I had an interesting exchange with Andrew from Systemic Babble on Twitter the other day when I asked if anyone could suggest a MMO for me to play and he replied with “does it have to be an MMO?”. Good question. I guess I could explain how they offer a much deeper experience than any single player game could, how the massive virtual worlds they provide fill me with a sense of grandeur and exhilaration, how the massive communities give me social comfort and competition and simply how climbing the RPG level ladder gives me some sort of faux sense of worth. Possibly all of those things would be true but the real, ultimate answer is that I need a MMO like a vampire needs eyeliner. Without one I just feel kinda, well, bored.
I think I’m one of those people who needs constant mental stimulation. I fill my days with tasks and goals and stay up way too late at night because there’s still so much I need to do. I guess I feel restless unless I have a purpose or a plan. Sometimes that’s a little frustrating and I get a little claustrophobic with all of the technology and demands around me but I don’t think I could deal with the alternative. I just couldn’t stand sitting around with nothing to do. MMOs, thusly, are ideal for me because they never, ever run out of things for players to do. They provide constant and consistent goals and entertainment, perfect for someone like me.
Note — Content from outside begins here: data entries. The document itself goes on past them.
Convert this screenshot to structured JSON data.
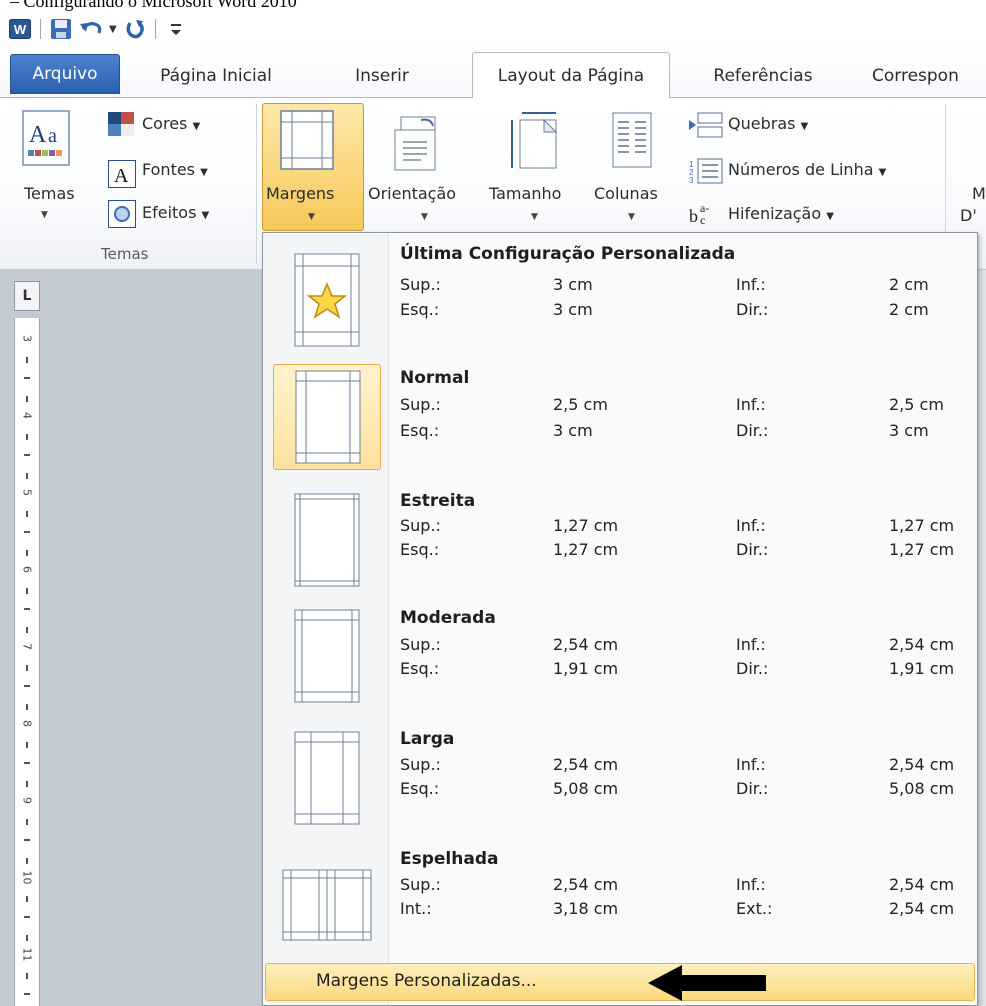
{
  "caption": "– Configurando o Microsoft Word 2010",
  "quick_access": {
    "word_icon": "word-app-icon",
    "save_icon": "save-icon",
    "undo_icon": "undo-icon",
    "redo_icon": "redo-icon",
    "customize_icon": "customize-toolbar-icon"
  },
  "tabs": {
    "file": "Arquivo",
    "home": "Página Inicial",
    "insert": "Inserir",
    "layout": "Layout da Página",
    "references": "Referências",
    "mailings": "Correspon"
  },
  "ribbon": {
    "themes_group_label": "Temas",
    "themes_button": "Temas",
    "colors": "Cores",
    "fonts": "Fontes",
    "effects": "Efeitos",
    "margins": "Margens",
    "orientation": "Orientação",
    "size": "Tamanho",
    "columns": "Colunas",
    "breaks": "Quebras",
    "line_numbers": "Números de Linha",
    "hyphenation": "Hifenização",
    "cut_label_1": "M",
    "cut_label_2": "D'"
  },
  "ruler": {
    "tab_selector": "L",
    "numbers": [
      "3",
      "4",
      "5",
      "6",
      "7",
      "8",
      "9",
      "10",
      "11"
    ]
  },
  "margins_menu": {
    "items": [
      {
        "title": "Última Configuração Personalizada",
        "l1": "Sup.:",
        "v1": "3 cm",
        "l2": "Inf.:",
        "v2": "2 cm",
        "l3": "Esq.:",
        "v3": "3 cm",
        "l4": "Dir.:",
        "v4": "2 cm",
        "selected": false
      },
      {
        "title": "Normal",
        "l1": "Sup.:",
        "v1": "2,5 cm",
        "l2": "Inf.:",
        "v2": "2,5 cm",
        "l3": "Esq.:",
        "v3": "3 cm",
        "l4": "Dir.:",
        "v4": "3 cm",
        "selected": true
      },
      {
        "title": "Estreita",
        "l1": "Sup.:",
        "v1": "1,27 cm",
        "l2": "Inf.:",
        "v2": "1,27 cm",
        "l3": "Esq.:",
        "v3": "1,27 cm",
        "l4": "Dir.:",
        "v4": "1,27 cm",
        "selected": false
      },
      {
        "title": "Moderada",
        "l1": "Sup.:",
        "v1": "2,54 cm",
        "l2": "Inf.:",
        "v2": "2,54 cm",
        "l3": "Esq.:",
        "v3": "1,91 cm",
        "l4": "Dir.:",
        "v4": "1,91 cm",
        "selected": false
      },
      {
        "title": "Larga",
        "l1": "Sup.:",
        "v1": "2,54 cm",
        "l2": "Inf.:",
        "v2": "2,54 cm",
        "l3": "Esq.:",
        "v3": "5,08 cm",
        "l4": "Dir.:",
        "v4": "5,08 cm",
        "selected": false
      },
      {
        "title": "Espelhada",
        "l1": "Sup.:",
        "v1": "2,54 cm",
        "l2": "Inf.:",
        "v2": "2,54 cm",
        "l3": "Int.:",
        "v3": "3,18 cm",
        "l4": "Ext.:",
        "v4": "2,54 cm",
        "selected": false
      }
    ],
    "custom_margins": "Margens Personalizadas..."
  },
  "colors": {
    "file_tab": "#2a5fae",
    "highlight": "#f7c859",
    "highlight_border": "#e9a94a",
    "document_bg": "#c4cad2"
  }
}
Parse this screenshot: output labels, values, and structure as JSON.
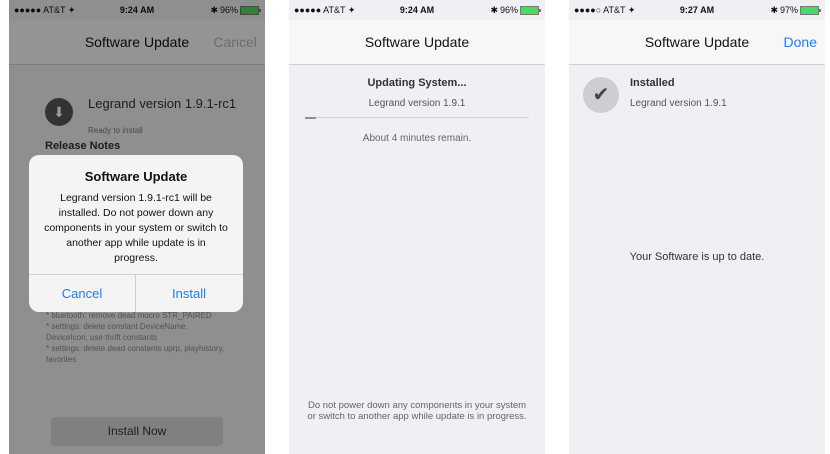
{
  "screen1": {
    "status": {
      "carrier": "●●●●● AT&T ✦",
      "time": "9:24 AM",
      "battery": "96%"
    },
    "nav_title": "Software Update",
    "nav_cancel": "Cancel",
    "package": {
      "icon": "download-icon",
      "title": "Legrand version 1.9.1-rc1",
      "status": "Ready to install"
    },
    "release_notes_label": "Release Notes",
    "notes": [
      "* bluetooth: remove dead mocro STR_PAIRED",
      "* settings: delete constant DeviceName, DeviceIcon, use thrift constants",
      "* settings: delete dead constants uprp, playhistory, favorites"
    ],
    "install_now_label": "Install Now",
    "alert": {
      "title": "Software Update",
      "message": "Legrand version 1.9.1-rc1 will be installed. Do not power down any components in your system or switch to another app while update is in progress.",
      "cancel_label": "Cancel",
      "install_label": "Install"
    }
  },
  "screen2": {
    "status": {
      "carrier": "●●●●● AT&T ✦",
      "time": "9:24 AM",
      "battery": "96%"
    },
    "nav_title": "Software Update",
    "updating_title": "Updating System...",
    "version": "Legrand version 1.9.1",
    "progress": 0.05,
    "remaining": "About 4 minutes remain.",
    "warning": "Do not power down any components in your system or switch to another app while update is in progress."
  },
  "screen3": {
    "status": {
      "carrier": "●●●●○ AT&T ✦",
      "time": "9:27 AM",
      "battery": "97%"
    },
    "nav_title": "Software Update",
    "nav_done": "Done",
    "check_icon": "checkmark-icon",
    "installed_title": "Installed",
    "version": "Legrand version 1.9.1",
    "uptodate": "Your Software is up to date."
  },
  "colors": {
    "accent": "#1b7ef5",
    "battery": "#4cd964",
    "background": "#efeff4"
  }
}
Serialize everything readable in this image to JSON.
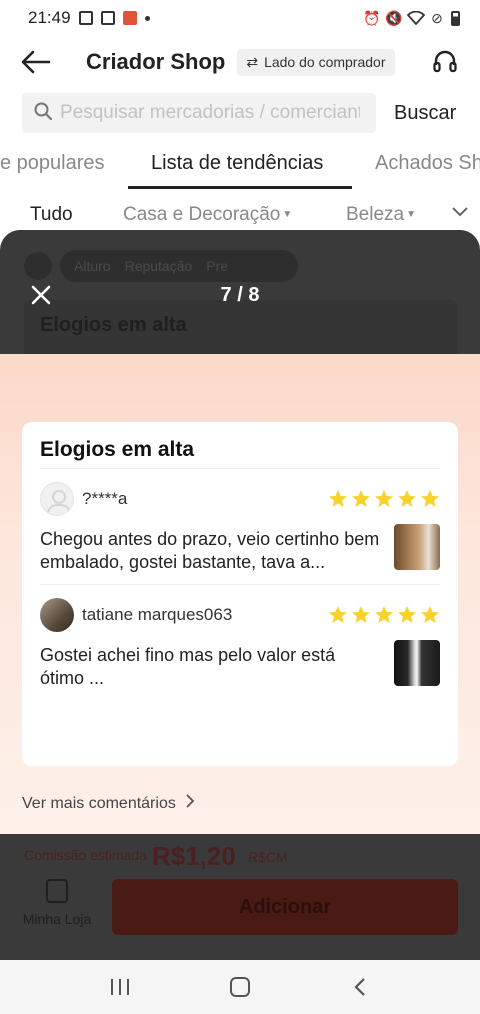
{
  "status_bar": {
    "time": "21:49"
  },
  "header": {
    "title": "Criador Shop",
    "buyer_pill": "Lado do comprador"
  },
  "search": {
    "placeholder": "Pesquisar mercadorias / comerciantes",
    "button": "Buscar"
  },
  "tabs": [
    "e populares",
    "Lista de tendências",
    "Achados Sh"
  ],
  "categories": [
    "Tudo",
    "Casa e Decoração",
    "Beleza"
  ],
  "background": {
    "pill_items": [
      "Alturo",
      "Reputação",
      "Pre"
    ],
    "section_title": "Elogios em alta",
    "commission_label": "Comissão estimada",
    "commission_value": "R$1,20",
    "commission_unit": "R$CM",
    "store_label": "Minha Loja",
    "add_button": "Adicionar"
  },
  "modal": {
    "counter": "7 / 8",
    "card_title": "Elogios em alta",
    "reviews": [
      {
        "name": "?****a",
        "stars": 5,
        "text": "Chegou antes do prazo, veio certinho bem embalado, gostei bastante, tava a..."
      },
      {
        "name": "tatiane marques063",
        "stars": 5,
        "text": "Gostei achei fino mas pelo valor está ótimo ..."
      }
    ],
    "more_link": "Ver mais comentários"
  },
  "colors": {
    "star": "#f7d22a",
    "overlay": "#3a3a3a",
    "panel_top": "#fcd9c9"
  }
}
And yeah, sometimes they may just be a big ol’ waste of time. I could, after all, be doing so much more productive things with my time and that can be a tough tightrope to walk. But, that aside, there’s something very calming about knowing that no matter how tough my day has been, no matter how annoyed I am or frustrating things are, I can always come home and log into my favourite MMO for a little R&R. It’s a very comforting thought indeed.